Article – Le manifeste d’un cypherpunk
Le Manifeste d’un Cypherpunk
« La vie privée est nécessaire pour une société ouverte dans l’ère électronique. La vie privée n’est pas un secret. Une affaire privée est ce qu’un individu ne veut pas que le monde entier sache, mais une affaire secrète est ce qu’un individu ne veut que quiconque sache. La vie privée est le pouvoir de se révéler sélectivement au monde.
Lorsque deux partis ont une certaine forme d’échange, chacun possède ensuite un souvenir de leur interaction. Chaque parti peut parler de son propre souvenir de l’échange ; comment quelqu’un pourrait-il empêcher cela ? Des lois pourraient être adoptées contre cela, mais la liberté d’expression, encore plus que celle de la vie privée, est fondamentale à une société ouverte ; nous ne cherchons en aucun cas à restreindre quelque expression qu’elle soit. Si plusieurs partis dialoguent au sein d’un même forum, chaque parti peut communiquer avec tout le reste et agréger ensemble leur connaissance sur les individus et les autres partis. Le pouvoir des communications électroniques a permis une telle expression de groupe, et cela ne peut disparaître simplement parce que nous pourrions le souhaiter.

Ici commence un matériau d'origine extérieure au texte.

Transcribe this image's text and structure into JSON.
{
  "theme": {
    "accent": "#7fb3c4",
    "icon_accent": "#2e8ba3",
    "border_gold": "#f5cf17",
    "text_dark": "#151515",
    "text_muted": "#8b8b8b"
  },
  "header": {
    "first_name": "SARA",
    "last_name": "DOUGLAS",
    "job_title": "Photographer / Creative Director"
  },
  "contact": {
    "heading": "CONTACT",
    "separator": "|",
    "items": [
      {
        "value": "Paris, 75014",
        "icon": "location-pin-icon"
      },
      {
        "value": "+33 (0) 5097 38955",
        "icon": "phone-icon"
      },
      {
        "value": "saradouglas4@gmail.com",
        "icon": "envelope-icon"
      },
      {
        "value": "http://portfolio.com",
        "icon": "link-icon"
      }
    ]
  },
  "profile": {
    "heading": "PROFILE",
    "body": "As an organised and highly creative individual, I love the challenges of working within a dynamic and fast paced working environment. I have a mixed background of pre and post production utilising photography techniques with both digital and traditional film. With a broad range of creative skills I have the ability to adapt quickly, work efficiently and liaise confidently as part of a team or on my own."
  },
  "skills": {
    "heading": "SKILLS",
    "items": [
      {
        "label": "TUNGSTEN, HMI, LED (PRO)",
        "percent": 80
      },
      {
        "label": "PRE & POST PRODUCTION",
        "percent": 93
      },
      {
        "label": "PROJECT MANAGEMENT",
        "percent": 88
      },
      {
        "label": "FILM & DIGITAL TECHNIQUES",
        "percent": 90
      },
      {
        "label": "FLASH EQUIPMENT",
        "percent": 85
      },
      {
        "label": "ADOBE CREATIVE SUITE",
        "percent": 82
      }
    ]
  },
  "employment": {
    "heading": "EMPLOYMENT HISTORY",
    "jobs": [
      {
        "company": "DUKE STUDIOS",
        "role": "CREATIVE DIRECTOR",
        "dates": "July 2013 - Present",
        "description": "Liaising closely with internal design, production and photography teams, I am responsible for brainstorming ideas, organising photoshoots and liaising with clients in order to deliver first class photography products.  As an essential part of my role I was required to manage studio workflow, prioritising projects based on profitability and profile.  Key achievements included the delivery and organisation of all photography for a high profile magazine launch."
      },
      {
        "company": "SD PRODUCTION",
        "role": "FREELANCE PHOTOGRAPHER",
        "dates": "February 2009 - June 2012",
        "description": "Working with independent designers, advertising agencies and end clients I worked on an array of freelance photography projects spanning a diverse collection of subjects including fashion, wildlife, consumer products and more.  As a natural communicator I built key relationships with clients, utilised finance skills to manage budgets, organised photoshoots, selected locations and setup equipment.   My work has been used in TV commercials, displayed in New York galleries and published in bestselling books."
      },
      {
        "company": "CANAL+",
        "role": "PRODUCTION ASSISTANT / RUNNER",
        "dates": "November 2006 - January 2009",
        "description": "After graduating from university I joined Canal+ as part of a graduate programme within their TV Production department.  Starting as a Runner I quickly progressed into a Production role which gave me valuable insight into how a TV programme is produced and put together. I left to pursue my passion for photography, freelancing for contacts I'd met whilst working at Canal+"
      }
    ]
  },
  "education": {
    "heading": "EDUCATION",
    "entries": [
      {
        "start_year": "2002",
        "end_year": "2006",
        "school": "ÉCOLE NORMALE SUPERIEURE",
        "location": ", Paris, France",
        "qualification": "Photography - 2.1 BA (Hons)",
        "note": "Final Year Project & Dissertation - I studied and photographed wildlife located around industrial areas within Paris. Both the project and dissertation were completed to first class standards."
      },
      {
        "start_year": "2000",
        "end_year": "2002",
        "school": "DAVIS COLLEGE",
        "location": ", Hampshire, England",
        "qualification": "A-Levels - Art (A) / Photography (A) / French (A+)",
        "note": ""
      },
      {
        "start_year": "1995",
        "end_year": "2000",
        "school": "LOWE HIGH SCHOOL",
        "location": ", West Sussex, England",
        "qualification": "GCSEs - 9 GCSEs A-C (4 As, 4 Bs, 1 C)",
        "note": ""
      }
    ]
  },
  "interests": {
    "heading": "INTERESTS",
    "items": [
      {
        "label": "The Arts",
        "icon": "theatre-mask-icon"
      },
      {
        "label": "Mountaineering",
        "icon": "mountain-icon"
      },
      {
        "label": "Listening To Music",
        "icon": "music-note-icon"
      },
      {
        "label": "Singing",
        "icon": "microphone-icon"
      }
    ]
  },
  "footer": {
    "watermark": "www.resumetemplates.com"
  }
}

Puisque nous désirons une vie privée, nous devons nous assurer lors d’un échange que chaque parti ait seulement connaissance de ce qui sera directement nécessaire à cet échange. Puisque n’importe quelle information peut être évoquée, nous devons nous assurer que nous en révélons le moins possible. Dans la plupart des cas l’identité personnelle n’est pas mise en évidence. Quand j’achète un magazine dans une boutique et que je tends des espèces au vendeur, il est inutile de savoir qui je suis. Quand je demande à mon prestataire de services réseau d’envoyer et de recevoir des messages, mon prestataire n’a pas besoin de savoir avec qui je parle ou ce que je dis ou ce que les autres me disent ; mon prestataire a seulement besoin de savoir comment il va envoyer le message et combien je lui dois pour le service fourni. Quand mon identité est révélée par le mécanisme sous-jacent de l’échange, je n’ai aucune vie privée. Je ne peux ici choisir ce que je dévoile de moi-même ; je devrais toujours me révéler.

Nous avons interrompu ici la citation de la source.